Die Woche flog vorbei und kaum angekommen sassen wir schon wieder im Bus zur Rückfahrt. Schade es war schön, wir hatten endlich ein bißchen mehr Gelegenheit, losgelöst aus unserer gewohnten Umgebung, uns mit unseren Kameraden zu unterhalten.

Seltsam wie sich Menschen verändern, wenn sie etwas weiter von daheim weg sind.

Ochsenbrunnen

Hier war lange Zeit unsere Treffpunkt und Spielplatz, der Ochsenbrunnen.

Auf der Heimfahrt waren wir ziemlich aufgedreht und unserer Lehrerin hatte alle Mühe uns auf den Plätzen zu halten. Als wir die Schwarzwaldhochstraße, mit ihrem herrlichen Ausblick, abwärts fuhren kehrte so langsam wieder Ruhe ein. Wir freuden uns auf zu Hause mehr oder weniger. Ursula erzählte mir jetzt schon fünften Mal, daß ihr neuer Freund sie heute abend besuchen will. Nach dem Mittagessen auf einer Raststätte der Autobahn schlief sie dann auch ein, weil sie sich ausruhen wollte. Ich hatte mir eine Zeitschrift geliehen und fing an das Kreuzworträtsel zu lösen.

Eine ‘Bravo’ war auch in giro und landete bei mir. Ich wollte vor allen wissen wie die Hitparade aussah und wie der Bilderroman weitergegangen ist. Dieses mal war auch ein Test drin: *Wie sexy bis Du*? Also ich testete mich, das Ergebnis war ernüchternd, schweigen wir darüber, über den Kamerad für gute und schlechte Zeiten bin ich nicht hinausgekommen.
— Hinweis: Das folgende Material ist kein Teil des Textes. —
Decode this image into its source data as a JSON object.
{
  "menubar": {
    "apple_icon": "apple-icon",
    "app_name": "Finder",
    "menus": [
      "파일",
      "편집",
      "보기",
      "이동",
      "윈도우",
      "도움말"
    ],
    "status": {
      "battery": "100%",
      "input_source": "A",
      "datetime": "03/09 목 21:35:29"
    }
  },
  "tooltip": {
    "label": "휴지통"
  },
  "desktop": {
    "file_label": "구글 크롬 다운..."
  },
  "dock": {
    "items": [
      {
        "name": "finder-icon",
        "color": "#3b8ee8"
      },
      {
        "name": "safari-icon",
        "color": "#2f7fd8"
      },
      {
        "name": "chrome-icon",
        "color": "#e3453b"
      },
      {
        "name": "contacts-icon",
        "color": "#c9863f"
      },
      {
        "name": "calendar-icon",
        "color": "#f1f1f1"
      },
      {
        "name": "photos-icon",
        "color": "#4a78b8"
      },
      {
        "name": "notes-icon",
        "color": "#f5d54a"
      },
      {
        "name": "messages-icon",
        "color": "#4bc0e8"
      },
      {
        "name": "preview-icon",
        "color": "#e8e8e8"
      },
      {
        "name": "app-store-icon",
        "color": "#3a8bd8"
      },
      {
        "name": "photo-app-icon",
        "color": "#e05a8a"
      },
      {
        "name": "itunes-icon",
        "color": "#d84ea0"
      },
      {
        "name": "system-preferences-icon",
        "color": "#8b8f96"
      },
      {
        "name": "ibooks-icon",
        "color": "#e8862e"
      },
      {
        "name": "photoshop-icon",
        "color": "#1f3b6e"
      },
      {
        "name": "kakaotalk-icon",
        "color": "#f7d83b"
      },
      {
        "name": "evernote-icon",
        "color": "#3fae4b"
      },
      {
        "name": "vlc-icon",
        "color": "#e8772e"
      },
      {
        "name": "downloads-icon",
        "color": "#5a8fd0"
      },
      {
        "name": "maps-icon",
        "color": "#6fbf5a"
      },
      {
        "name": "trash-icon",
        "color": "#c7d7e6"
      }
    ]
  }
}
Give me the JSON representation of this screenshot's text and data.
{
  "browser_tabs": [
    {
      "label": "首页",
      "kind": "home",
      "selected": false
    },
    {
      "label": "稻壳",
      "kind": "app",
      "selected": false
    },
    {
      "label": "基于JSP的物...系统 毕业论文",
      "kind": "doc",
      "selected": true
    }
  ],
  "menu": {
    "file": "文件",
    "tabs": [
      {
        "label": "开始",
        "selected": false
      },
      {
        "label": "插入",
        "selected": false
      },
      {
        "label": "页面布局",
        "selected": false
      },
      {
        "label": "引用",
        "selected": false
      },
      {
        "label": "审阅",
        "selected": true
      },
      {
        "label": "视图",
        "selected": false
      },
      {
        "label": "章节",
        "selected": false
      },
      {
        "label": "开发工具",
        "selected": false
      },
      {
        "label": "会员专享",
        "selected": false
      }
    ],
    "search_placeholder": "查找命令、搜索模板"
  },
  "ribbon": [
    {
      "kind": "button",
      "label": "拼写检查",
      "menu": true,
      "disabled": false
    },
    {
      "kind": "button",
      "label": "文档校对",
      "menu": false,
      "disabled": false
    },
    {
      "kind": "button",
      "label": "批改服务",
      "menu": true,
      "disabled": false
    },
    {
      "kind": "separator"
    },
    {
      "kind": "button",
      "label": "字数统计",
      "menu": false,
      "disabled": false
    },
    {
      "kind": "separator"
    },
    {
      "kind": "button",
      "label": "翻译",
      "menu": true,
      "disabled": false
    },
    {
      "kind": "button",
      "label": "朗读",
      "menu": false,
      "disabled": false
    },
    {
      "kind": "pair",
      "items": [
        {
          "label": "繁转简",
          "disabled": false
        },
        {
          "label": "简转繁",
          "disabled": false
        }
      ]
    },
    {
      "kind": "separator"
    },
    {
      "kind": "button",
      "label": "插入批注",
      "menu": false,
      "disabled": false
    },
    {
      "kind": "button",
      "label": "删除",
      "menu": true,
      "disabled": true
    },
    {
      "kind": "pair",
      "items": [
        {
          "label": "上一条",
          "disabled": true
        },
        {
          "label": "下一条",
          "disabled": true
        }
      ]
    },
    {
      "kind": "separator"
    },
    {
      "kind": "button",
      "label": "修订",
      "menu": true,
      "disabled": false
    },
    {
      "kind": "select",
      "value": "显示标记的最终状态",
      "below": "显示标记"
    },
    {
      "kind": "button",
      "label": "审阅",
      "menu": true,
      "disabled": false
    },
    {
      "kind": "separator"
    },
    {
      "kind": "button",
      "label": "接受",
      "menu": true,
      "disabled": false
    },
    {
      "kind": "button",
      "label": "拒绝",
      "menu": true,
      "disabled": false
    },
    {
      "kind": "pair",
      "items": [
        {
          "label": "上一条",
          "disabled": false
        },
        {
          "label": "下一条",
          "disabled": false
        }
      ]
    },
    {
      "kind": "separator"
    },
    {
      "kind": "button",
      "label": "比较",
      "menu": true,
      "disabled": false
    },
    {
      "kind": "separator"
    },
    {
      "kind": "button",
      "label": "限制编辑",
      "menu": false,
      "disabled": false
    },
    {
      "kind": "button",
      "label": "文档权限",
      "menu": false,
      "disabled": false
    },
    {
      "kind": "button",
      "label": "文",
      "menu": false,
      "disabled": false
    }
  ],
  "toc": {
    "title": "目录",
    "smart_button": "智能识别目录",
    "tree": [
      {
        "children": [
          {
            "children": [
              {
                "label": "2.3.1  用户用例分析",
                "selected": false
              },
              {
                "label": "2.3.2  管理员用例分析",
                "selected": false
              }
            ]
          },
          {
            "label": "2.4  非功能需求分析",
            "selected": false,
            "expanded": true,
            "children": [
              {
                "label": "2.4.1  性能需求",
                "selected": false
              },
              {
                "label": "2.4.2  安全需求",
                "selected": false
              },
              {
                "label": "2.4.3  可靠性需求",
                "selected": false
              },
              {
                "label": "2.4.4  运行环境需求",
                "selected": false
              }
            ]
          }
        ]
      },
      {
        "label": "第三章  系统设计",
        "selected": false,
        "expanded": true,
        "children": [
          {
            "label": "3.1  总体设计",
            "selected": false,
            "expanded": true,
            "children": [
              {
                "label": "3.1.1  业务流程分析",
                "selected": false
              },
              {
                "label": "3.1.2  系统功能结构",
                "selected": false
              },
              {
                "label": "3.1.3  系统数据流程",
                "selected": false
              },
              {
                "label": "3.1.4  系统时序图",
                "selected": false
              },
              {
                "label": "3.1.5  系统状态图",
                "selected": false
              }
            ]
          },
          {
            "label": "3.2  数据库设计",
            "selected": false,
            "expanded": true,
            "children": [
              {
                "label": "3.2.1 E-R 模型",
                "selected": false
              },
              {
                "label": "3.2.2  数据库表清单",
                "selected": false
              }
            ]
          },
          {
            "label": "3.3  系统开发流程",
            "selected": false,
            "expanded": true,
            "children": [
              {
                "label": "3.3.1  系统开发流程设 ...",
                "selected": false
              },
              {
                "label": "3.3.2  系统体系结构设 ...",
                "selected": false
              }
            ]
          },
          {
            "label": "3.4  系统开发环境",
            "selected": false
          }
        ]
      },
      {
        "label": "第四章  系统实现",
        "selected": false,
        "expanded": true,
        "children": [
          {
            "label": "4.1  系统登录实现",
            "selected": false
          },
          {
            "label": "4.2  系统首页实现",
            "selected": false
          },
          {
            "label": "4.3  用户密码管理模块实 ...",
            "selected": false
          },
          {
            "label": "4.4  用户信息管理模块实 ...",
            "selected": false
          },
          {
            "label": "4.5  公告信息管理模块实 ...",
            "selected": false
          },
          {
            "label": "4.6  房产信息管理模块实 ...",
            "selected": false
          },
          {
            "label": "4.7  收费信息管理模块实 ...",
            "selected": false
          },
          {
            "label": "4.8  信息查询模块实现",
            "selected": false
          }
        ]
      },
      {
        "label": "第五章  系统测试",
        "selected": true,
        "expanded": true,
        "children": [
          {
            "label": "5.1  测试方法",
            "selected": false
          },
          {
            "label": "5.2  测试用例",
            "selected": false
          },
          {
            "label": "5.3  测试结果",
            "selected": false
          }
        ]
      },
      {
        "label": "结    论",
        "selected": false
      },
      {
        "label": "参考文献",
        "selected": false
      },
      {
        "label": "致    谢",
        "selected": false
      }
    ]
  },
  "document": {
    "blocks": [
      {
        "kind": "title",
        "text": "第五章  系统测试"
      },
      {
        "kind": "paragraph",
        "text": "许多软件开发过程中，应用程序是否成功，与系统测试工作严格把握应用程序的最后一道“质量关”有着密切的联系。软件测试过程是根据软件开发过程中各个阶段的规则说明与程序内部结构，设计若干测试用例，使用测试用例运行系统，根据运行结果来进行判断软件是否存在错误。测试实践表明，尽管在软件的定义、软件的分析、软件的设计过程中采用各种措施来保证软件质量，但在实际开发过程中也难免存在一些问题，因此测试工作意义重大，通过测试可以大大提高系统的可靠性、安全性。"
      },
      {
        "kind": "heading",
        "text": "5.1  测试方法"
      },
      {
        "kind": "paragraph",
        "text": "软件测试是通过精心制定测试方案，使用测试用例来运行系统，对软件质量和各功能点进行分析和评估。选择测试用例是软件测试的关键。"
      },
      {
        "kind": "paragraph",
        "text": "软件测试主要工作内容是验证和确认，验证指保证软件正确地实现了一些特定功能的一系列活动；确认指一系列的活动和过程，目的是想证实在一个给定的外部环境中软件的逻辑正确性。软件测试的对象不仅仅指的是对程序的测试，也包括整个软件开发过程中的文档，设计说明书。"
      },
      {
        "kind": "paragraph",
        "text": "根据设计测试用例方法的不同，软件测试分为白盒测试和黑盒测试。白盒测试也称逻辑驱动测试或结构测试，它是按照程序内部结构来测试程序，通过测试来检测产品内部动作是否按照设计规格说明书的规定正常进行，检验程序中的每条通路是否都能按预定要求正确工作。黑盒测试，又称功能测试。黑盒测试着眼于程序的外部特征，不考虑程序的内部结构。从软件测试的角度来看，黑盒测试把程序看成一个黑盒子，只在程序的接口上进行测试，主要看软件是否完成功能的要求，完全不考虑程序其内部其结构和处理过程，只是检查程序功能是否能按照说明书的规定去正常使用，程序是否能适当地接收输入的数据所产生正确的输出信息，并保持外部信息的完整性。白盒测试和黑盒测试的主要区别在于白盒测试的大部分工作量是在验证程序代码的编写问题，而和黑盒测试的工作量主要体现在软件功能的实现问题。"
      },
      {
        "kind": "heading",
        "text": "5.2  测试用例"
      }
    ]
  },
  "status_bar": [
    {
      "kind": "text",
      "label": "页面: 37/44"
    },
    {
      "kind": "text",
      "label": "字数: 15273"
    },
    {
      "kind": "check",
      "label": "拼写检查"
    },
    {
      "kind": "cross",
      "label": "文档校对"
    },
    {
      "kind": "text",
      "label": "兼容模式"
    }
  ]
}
Aber…’ vielleicht gewinnen wir wenn wir verlieren solange wir getan haben was wir können, dafür das wir das getan haben, haben wir zumindest einen gewissen Teil des Endprodukts geschafft um das wir uns am meisten Sorgen machen: uns selbst…’(Learned Hand).

Ich weiß nicht je näher wir Mainz kamen je ruhiger wurde ich. Ich habe mich wohlgefühlt in diesem einsamen, abgelegenen Haus. Wir haben zwar viel Unsinn gemacht, hatten aber genug Zeit für uns. Ich hatte mir ein Buch, Die Schatzinsel, für die langen Abende mitgenommen, die Beine an die Heizung gelegt und es in dieser Woche gelesen. Das einzige was mich unterbrochen hatte, war wenn ein Mitspieler zum Spielen von Dame, Mensch-ärger-dich-nicht oder Halma gefehlt hatte. Wir waren aber immer noch eine große Klasse von Mädels, also kam es nicht oft vor.

Ich habe eigentlich niemand vermißt, reden brauchte ich eigentlich nicht viel, die Anderen hatten genug zu sagen. Trotzdem waren ab und zu die Diskussionen in unserem Zimmer recht interessant. Dabei ging es vor allem um unserer Eltern und Geschwister. Wir waren der Nachkriegsjahrgang und meine Mitstreiter im Zimmer hatten alle Eltern, die wesentlich Älter wie meine waren. Trotzdem was mir dabei auffiel, daß ich eigentlich nicht von meinen Eltern erwartete, daß sie mich verstehen. Verständnis für die Jugend seiner Tochter, die Anfing ihr eigenes ‘Ich’ zu entdecken. Meine Eltern waren selbst jung und kämpften mit sich und ihren eigenen Problemen. Wo die Eltern der Mädchen versuchten auf die Tochter einzugehen und zu verstehen was mit ihr los war, gab es bei mir zu Hause nur Befehl und Gehorsam.

Ich muß dazu sagen, daß meine Eltern wirklich ernste Pobleme hatten und selbst mit der totalen Veränderung ihres Lebens zu tun hatten.

Wir Kinder, drei Mädchen und ein Junge waren da und hatten eben dies so zu nehmen wie es im Augenblick war. Wir mußten etwas tun für unser tägliches Brot, früher war es auf dem Feld und im Moment wurden die täglichen Aufgaben im Haushalt auf uns Kinder aufgeteilt.